6.3. Wie viele Beatmungsplätze können / planen die Leiter der beiden Gesundheitsämter von Stadt und Land Rosenheim – unter Zugrundelegung des am Tag der Beantwortung dieser Anfrage geltenden Szenario  -, bis zum Datum der Beantwortung dieser Anfrage bereitstellen / bereitzustellen um die Bewohner versorgen zu können (Bitte dieses Szenario für Stadt und Land Rosenheim ausführlich darlegen)?

 

7. Behandlungskapazitäten Landkreis München

7.1. Wie viele Intensivbetten stehen in Stadt und Land Rosenheim in allen dort befindlichen Krankenhäusern zur Versorgung aller Einwohner standardmäßig, also ohne die Corona-Pandemie tatsächlich und funktionierend zur Verfügung (Bitte unter Angabe des monatlichen Belegungsgrads in 2020, nach Intensivbetten ausdifferenzieren, die ein funktionierendes reguläres Beatmungsgerät, oder ein funktionierendes Narkosegeräte haben)?

7.2. Welche Kapazitätsplanungen bestanden / bestehen 2020 für Corona-Patienten in Stadt und Land Rosenheim nach Auskunft der zuständigen Gesundheitsämter für diesen Raum zur Verfügung (Bitte Datum und Umfang der jeweiligen Kapazitätsanpassungen vor dem Zeitpunkt der Beantwortung dieser Anfrage chronologisch aufschlüsseln)?

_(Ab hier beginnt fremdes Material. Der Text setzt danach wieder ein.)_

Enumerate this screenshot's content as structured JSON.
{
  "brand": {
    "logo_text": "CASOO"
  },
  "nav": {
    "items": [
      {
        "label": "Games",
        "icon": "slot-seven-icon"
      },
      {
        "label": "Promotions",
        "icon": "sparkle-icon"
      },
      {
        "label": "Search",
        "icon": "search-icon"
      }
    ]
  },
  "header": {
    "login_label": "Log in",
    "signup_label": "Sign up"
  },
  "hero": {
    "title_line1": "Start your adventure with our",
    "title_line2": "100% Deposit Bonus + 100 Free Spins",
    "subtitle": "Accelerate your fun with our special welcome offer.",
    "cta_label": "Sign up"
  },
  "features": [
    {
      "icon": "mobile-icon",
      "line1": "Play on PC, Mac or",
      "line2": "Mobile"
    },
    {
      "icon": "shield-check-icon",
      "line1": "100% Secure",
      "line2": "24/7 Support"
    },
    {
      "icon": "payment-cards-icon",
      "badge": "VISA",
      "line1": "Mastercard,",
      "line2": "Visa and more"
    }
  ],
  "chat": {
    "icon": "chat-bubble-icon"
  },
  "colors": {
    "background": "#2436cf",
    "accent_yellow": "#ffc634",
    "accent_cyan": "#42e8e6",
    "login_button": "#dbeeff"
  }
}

7.3. Wie viele Beatmungsplätze können / planen die Leiter der beiden Gesundheitsämter von Stadt und Land Rosenheim – unter Zugrundelegung des am Tag der Beantwortung dieser Anfrage geltenden Szenario  -, bis zum Datum der Beantwortung dieser Anfrage bereitstellen / bereitzustellen um die Bewohner versorgen zu können (Bitte dieses Szenario für Stadt und Land Rosenheim ausführlich darlegen)?